J’ai fait représenter, pl. VI, fig. 7, cette cavité, que j’ai rendue visible au moyen d’une coupe longitudinale sur la ligne médiane : elle est circonscrite supérieurement par le pariétal T, postérieurement par le sur-occipital U, inférieurement par l’ex-occipital V, et antérieurement par le sous-occipital X. C’est dans une autre situation que sont ces pièces dans l’être régulier : une torsion du crâne en ce lieu explique ce changement. P est le rocher, et Y une portion du corps sphénoïdal. Cette coupe a l’avantage de montrer l’épaisseur de ces os. Ainsi ce qu’ils ont perdu en étendue superficielle, ils l’ont retrouvé dans une autre dimension : la même somme de molécules est donc toujours distribuée sur chaque pièce, quelle qu’en devienne la forme, soit dans les monstruosités, soit dans l’état normal.

Troisième espèce. Podencephalus illustratus.

Je devais ce nom à l’espèce que j’ai décrite en totalité : voyez les figures 2 et 5 de la planche VI, laquelle est toute consacrée à ce podencéphale. J’y ai d’abord voulu exposer et rendre avec soin les mamelons du cerveau ; mais je me suis de plus aussi proposé d’y donner les os du derrière de la tête. C’est donc dans cette vue, et principalement pour me ménager les moyens de caractériser ces os dans la circonstance présente, que je les ai fait mettre à nu, et même que j’ai indiqué, fig. 5, par des lignes ponctuées les détails de ceux qu’une couche supérieure de substance médullaire me privait d’apercevoir.

L’ouverture du vertex ressemblait, pour sa disposition triangulaire, à celle de la première espèce ; mais elle en différait par plus d’étendue. Le grand côté du triangle était de 56 millimètres, et chacun des deux autres côtés de 35. Les ingrassiaux paraissaient avoir été comme écrasés : non-seulement ils étaient descendus fort au-dessous du plan des çoronaux, mais, gênés dans leur développement par le poids ou par la résistance des parties supérieures, ils étaient aplatis. Ils sont exprimés en traits ponctués, fig. 5, lett. Œ.
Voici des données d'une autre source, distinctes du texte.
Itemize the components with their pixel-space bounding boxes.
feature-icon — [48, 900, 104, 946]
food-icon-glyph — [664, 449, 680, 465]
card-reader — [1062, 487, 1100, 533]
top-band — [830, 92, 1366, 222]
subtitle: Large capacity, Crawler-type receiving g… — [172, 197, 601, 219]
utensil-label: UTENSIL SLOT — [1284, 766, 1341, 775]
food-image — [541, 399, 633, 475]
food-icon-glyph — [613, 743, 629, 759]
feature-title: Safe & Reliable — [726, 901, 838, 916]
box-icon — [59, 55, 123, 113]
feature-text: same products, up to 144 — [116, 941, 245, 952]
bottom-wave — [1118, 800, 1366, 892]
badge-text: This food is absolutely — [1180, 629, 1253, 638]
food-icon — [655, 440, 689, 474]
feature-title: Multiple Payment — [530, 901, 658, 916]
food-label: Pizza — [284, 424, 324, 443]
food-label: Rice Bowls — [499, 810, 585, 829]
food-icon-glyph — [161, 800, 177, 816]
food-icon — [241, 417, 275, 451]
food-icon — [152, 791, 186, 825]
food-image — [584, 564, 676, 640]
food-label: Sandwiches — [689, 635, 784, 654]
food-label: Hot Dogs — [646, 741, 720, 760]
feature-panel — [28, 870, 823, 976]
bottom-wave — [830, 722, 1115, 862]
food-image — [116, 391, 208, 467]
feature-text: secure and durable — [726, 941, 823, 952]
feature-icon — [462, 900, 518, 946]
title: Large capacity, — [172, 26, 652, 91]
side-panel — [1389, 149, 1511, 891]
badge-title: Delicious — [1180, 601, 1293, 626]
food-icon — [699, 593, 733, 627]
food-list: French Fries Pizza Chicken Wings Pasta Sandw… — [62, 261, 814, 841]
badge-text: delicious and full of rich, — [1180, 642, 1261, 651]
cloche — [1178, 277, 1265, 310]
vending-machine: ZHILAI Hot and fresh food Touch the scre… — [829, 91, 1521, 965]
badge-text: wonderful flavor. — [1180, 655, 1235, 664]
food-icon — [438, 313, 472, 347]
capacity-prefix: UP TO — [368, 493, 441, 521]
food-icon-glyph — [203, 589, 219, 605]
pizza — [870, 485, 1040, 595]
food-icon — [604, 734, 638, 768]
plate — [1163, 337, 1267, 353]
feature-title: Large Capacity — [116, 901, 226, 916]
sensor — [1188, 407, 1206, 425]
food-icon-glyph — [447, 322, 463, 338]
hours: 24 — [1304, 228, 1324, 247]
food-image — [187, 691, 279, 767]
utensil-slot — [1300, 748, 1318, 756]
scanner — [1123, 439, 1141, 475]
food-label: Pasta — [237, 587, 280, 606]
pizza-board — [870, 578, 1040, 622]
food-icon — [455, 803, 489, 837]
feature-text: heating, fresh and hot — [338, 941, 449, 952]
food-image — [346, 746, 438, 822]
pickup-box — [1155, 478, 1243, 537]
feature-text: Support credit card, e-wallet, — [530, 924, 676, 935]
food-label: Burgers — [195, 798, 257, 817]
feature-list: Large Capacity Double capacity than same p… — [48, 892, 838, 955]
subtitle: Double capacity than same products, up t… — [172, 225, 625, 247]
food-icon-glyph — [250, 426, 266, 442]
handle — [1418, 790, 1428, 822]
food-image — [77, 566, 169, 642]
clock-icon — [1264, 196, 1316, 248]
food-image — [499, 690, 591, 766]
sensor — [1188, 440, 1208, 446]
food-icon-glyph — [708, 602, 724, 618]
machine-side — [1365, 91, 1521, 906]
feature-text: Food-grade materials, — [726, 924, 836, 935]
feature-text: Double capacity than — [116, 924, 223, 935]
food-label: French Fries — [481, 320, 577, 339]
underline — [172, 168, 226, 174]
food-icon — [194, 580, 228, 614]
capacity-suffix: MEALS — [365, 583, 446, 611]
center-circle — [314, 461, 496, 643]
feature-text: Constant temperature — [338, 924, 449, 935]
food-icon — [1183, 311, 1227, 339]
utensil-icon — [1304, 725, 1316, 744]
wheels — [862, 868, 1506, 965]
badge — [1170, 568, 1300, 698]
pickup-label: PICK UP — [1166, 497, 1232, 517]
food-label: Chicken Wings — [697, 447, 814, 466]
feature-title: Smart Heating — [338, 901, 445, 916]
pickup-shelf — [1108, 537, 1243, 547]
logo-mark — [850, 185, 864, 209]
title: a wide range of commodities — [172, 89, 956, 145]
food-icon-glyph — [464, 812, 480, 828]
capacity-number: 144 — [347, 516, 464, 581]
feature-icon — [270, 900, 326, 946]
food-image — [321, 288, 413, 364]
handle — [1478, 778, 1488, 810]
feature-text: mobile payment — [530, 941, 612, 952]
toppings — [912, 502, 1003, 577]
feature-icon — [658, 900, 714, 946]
Les frontaux K, comme les pariétaux T, étaient plus petits, surtout ces derniers, qu’on voit, fig. 2, réduits à l’état de deux bandelettes étroites, articulées par un bout avec le frontal, mais bien mieux attachées aux temporaux, que ces bandes bordent dans leur longueur : de cette manière, les pariétaux étaient rejetés latéralement, sans qu’aucune de leurs parties pût se porter de l’une sur l’autre. Les occipitaux UV et X étaient situés comme dans les espèces précédentes ; toutefois l’espace qu’occupait le cervelet présentait une étendue plus considérable. Enfin toute l’ossification avait moins de densité, principalement les os de la face.

Quatrième espèce. Podencephalus biproralis.

Le crâne d’après lequel j’établis cette espèce fait partie du Muséum anatomique du Jardin du Roi ; je n’en ai point fait prendre de dessin.

Un plus grand renflement de l’encéphale a donné plus d’étendue à l’ouverture du vertex. Il en est résulté, 1o que la cloison formée par les occipitaux est, à une distance proportionnellement plus grande en arrière, ce qui procure plus de longueur à la tête ; 2o que le sur-occipital, unique dans les autres podencéphales, est resté, dans le biproralis, comme aux époques des premières formations, partagé en ses deux élémens primitifs. Les deux sur-occitaux sont séparés par un intervalle de cinq millimètres. De cette circonstance et du nom de proral donné à l’ensemble des pièces quand elles sont soudées les unes avec les autres, nous nous sommes crus fondés à caractériser et à nommer cette espèce comme ci-dessus.

  1. Voyez plus haut, page 87 et suiv.